Shades of 2012? Pensacola Hit Again By Flooding Yr Ender
Torrential rain – more than 20 inches in some places -- fell on the Pensacola area at the end of April. Both residents and officials scrambled to assess the damage, as we hear in this year-ender report from WUWF’s Dave Dunwoody.
Gov. Rick Scott came to town and declared a state of emergency in 26 counties – including Escambia, Santa Rosa, Okaloosa and Walton – eastward to Alachua County.
Scott also toured the Escambia County Emergency Operations Center, meeting with officials and respondents, before going out to see some of the hardest-hit areas.
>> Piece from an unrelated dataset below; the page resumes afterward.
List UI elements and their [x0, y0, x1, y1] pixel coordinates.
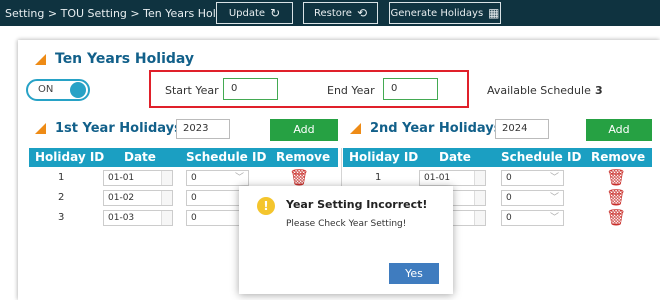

One of those areas is a stretch of Scenic Highway – from Cervantes Street to Scenic Highway Circle – that collapsed and was closed for about four months.
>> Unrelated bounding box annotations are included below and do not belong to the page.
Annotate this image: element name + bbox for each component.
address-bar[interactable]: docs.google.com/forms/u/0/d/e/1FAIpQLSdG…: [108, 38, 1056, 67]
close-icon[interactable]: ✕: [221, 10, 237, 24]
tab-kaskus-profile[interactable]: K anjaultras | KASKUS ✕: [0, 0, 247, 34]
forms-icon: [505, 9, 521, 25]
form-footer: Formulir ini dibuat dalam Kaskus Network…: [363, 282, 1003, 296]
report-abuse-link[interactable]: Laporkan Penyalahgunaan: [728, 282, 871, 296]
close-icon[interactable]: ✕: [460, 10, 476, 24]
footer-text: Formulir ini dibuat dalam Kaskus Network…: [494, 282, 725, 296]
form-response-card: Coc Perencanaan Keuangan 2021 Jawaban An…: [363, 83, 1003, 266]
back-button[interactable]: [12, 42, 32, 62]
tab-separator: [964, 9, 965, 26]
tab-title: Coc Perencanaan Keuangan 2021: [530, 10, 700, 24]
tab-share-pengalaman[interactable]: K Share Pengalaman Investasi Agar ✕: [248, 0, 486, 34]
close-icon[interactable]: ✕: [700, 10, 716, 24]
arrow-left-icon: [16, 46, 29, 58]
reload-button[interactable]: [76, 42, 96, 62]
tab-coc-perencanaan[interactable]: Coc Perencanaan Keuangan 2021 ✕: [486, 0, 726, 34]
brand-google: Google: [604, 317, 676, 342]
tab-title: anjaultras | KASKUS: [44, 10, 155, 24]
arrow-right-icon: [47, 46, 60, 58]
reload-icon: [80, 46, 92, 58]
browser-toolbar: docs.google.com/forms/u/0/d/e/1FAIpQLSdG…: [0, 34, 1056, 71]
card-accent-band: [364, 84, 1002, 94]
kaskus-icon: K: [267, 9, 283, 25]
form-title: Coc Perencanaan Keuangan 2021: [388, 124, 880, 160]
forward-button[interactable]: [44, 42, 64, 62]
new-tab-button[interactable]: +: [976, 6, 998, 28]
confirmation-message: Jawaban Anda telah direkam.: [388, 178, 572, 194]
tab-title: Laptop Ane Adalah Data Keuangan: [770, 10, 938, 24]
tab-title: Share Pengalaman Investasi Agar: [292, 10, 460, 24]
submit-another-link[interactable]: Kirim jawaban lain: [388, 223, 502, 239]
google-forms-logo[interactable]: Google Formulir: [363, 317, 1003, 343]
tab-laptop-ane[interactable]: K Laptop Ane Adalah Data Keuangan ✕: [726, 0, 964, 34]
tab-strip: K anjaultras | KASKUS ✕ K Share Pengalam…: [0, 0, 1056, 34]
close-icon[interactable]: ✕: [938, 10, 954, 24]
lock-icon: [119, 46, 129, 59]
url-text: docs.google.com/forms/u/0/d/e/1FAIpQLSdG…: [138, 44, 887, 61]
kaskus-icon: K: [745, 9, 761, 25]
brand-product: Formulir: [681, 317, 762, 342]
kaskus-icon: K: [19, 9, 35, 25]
State Emergency Director Bryan Koon said they were already gearing up for the next step towards cleanup and fixing the damage, having been in touch with the Federal Emergency Management Agency.
The flooding was blamed for two deaths, in separate accidents on Highway 29 in Cantonment. Among the damage was that sustained by Manna Food Pantries, whose downtown Pensacola office and warehouses were forced to close for three months.
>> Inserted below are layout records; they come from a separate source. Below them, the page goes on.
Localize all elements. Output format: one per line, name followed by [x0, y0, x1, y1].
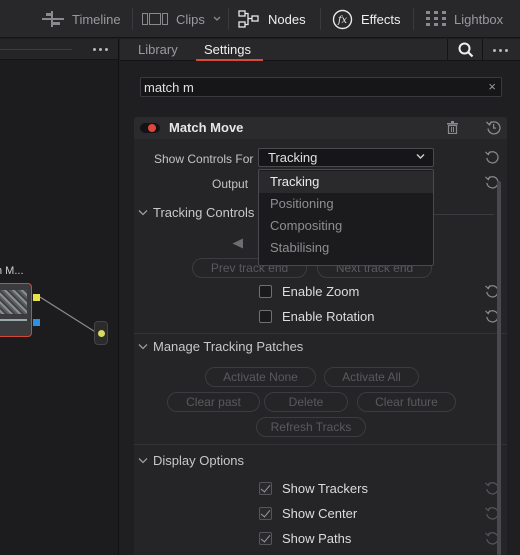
- clips-tab[interactable]: Clips: [142, 0, 221, 38]
- chevron-down-icon: [213, 16, 221, 21]
- clips-label: Clips: [176, 11, 205, 27]
- display-options-section[interactable]: Display Options: [134, 452, 507, 472]
- delete-button[interactable]: Delete: [264, 392, 348, 412]
- nodes-label: Nodes: [268, 11, 306, 27]
- enable-zoom-label: Enable Zoom: [282, 284, 360, 299]
- tool-header: Match Move: [134, 117, 507, 139]
- chevron-down-icon: [138, 344, 148, 350]
- inspector-panel: Library Settings match m × Match Move Sh…: [120, 39, 520, 555]
- timeline-icon: [42, 11, 64, 27]
- tool-settings-panel: Match Move Show Controls For Tracking Ou…: [134, 117, 507, 555]
- node-mask-port[interactable]: [33, 319, 40, 326]
- reset-tool-icon[interactable]: [486, 120, 501, 135]
- node-label: h M...: [0, 265, 24, 277]
- refresh-tracks-button[interactable]: Refresh Tracks: [256, 417, 366, 437]
- show-controls-label: Show Controls For: [154, 152, 254, 166]
- show-paths-label: Show Paths: [282, 531, 352, 546]
- show-trackers-checkbox[interactable]: [259, 482, 272, 495]
- svg-text:fx: fx: [337, 15, 348, 26]
- show-controls-dropdown: Tracking Positioning Compositing Stabili…: [258, 169, 434, 266]
- lightbox-label: Lightbox: [454, 11, 504, 27]
- search-icon[interactable]: [458, 42, 474, 58]
- toolbar-divider: [320, 8, 321, 30]
- option-stabilising[interactable]: Stabilising: [259, 237, 433, 259]
- clear-future-button[interactable]: Clear future: [357, 392, 456, 412]
- inspector-tabbar: Library Settings: [120, 39, 520, 61]
- media-out-node[interactable]: [94, 321, 108, 345]
- match-move-node[interactable]: [0, 283, 32, 337]
- chevron-down-icon: [138, 458, 148, 464]
- tab-library[interactable]: Library: [138, 42, 178, 57]
- clear-search-icon[interactable]: ×: [488, 79, 496, 94]
- toolbar-divider: [228, 8, 229, 30]
- trash-icon[interactable]: [447, 121, 458, 134]
- option-positioning[interactable]: Positioning: [259, 193, 433, 215]
- active-tab-indicator: [196, 59, 263, 61]
- search-value: match m: [144, 80, 194, 95]
- effects-tab[interactable]: fx Effects: [332, 0, 401, 38]
- activate-all-button[interactable]: Activate All: [324, 367, 419, 387]
- section-divider: [134, 444, 507, 445]
- output-port[interactable]: [98, 330, 105, 337]
- node-connection: [40, 296, 98, 334]
- manage-patches-section[interactable]: Manage Tracking Patches: [134, 338, 507, 358]
- show-center-label: Show Center: [282, 506, 358, 521]
- lightbox-icon: [426, 11, 446, 26]
- show-controls-select[interactable]: Tracking: [258, 148, 434, 167]
- node-editor-header: [0, 39, 118, 60]
- nodes-tab[interactable]: Nodes: [238, 0, 306, 38]
- show-controls-value: Tracking: [268, 150, 318, 165]
- show-paths-checkbox[interactable]: [259, 532, 272, 545]
- tabbar-divider: [447, 39, 448, 61]
- display-options-title: Display Options: [153, 453, 245, 468]
- option-tracking[interactable]: Tracking: [259, 171, 433, 193]
- node-editor[interactable]: h M...: [0, 39, 119, 555]
- tabbar-divider: [482, 39, 483, 61]
- toolbar-divider: [132, 8, 133, 30]
- search-input[interactable]: match m ×: [140, 77, 502, 97]
- lightbox-tab[interactable]: Lightbox: [426, 0, 503, 38]
- tracking-controls-title: Tracking Controls: [153, 205, 255, 220]
- tab-settings[interactable]: Settings: [204, 42, 251, 57]
- show-center-checkbox[interactable]: [259, 507, 272, 520]
- inspector-scrollbar[interactable]: [497, 181, 501, 555]
- more-options-icon[interactable]: [493, 49, 508, 52]
- effects-icon: fx: [332, 9, 353, 29]
- output-label: Output: [212, 177, 249, 191]
- more-options-icon[interactable]: [93, 48, 108, 51]
- timeline-label: Timeline: [72, 11, 121, 27]
- manage-patches-title: Manage Tracking Patches: [153, 339, 304, 354]
- timeline-tab[interactable]: Timeline: [42, 0, 121, 38]
- chevron-down-icon: [416, 154, 425, 159]
- node-thumbnail: [0, 290, 27, 314]
- nodes-icon: [238, 10, 259, 28]
- node-input-port[interactable]: [33, 294, 40, 301]
- tool-enable-toggle[interactable]: [140, 123, 160, 133]
- track-backward-icon[interactable]: [232, 238, 244, 249]
- enable-rotation-label: Enable Rotation: [282, 309, 375, 324]
- activate-none-button[interactable]: Activate None: [205, 367, 316, 387]
- header-divider: [0, 49, 72, 50]
- top-toolbar: Timeline Clips Nodes fx Effects Lightbox: [0, 0, 520, 38]
- reset-icon[interactable]: [485, 150, 499, 164]
- show-trackers-label: Show Trackers: [282, 481, 368, 496]
- enable-rotation-checkbox[interactable]: [259, 310, 272, 323]
- chevron-down-icon: [138, 210, 148, 216]
- toolbar-divider: [413, 8, 414, 30]
- clips-icon: [142, 13, 168, 25]
- option-compositing[interactable]: Compositing: [259, 215, 433, 237]
- tool-name: Match Move: [169, 120, 244, 135]
- enable-zoom-checkbox[interactable]: [259, 285, 272, 298]
- section-divider: [134, 333, 507, 334]
- node-bar: [0, 319, 27, 321]
- clear-past-button[interactable]: Clear past: [167, 392, 260, 412]
- effects-label: Effects: [361, 11, 401, 27]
Elsewhere, the Florida National Guard activated 75 troops and two dozen high-water vehicles at the direction of the state Division of Emergency Management.
Meanwhile, search-and-rescue crews and paramedics continued to pull people out of dangerous situations. And electricity was being restored in Gulf Power’s service area, which reaches from Pensacola to Panama City. Spokesman Jeff Rogers said the biggest cause for the outages had been the hundreds of lightning strikes as the storm virtually stalled over the Panhandle. And the local crews did not go it alone; counterparts from other Southern Company utilities pitched in as well.
The storm caused almost $14.8 million in damages to the City of Pensacola’s infrastructure. Disaster recovery centers were opened across the Panhandle, to help with the millions of dollars more in damages to homes and businesses.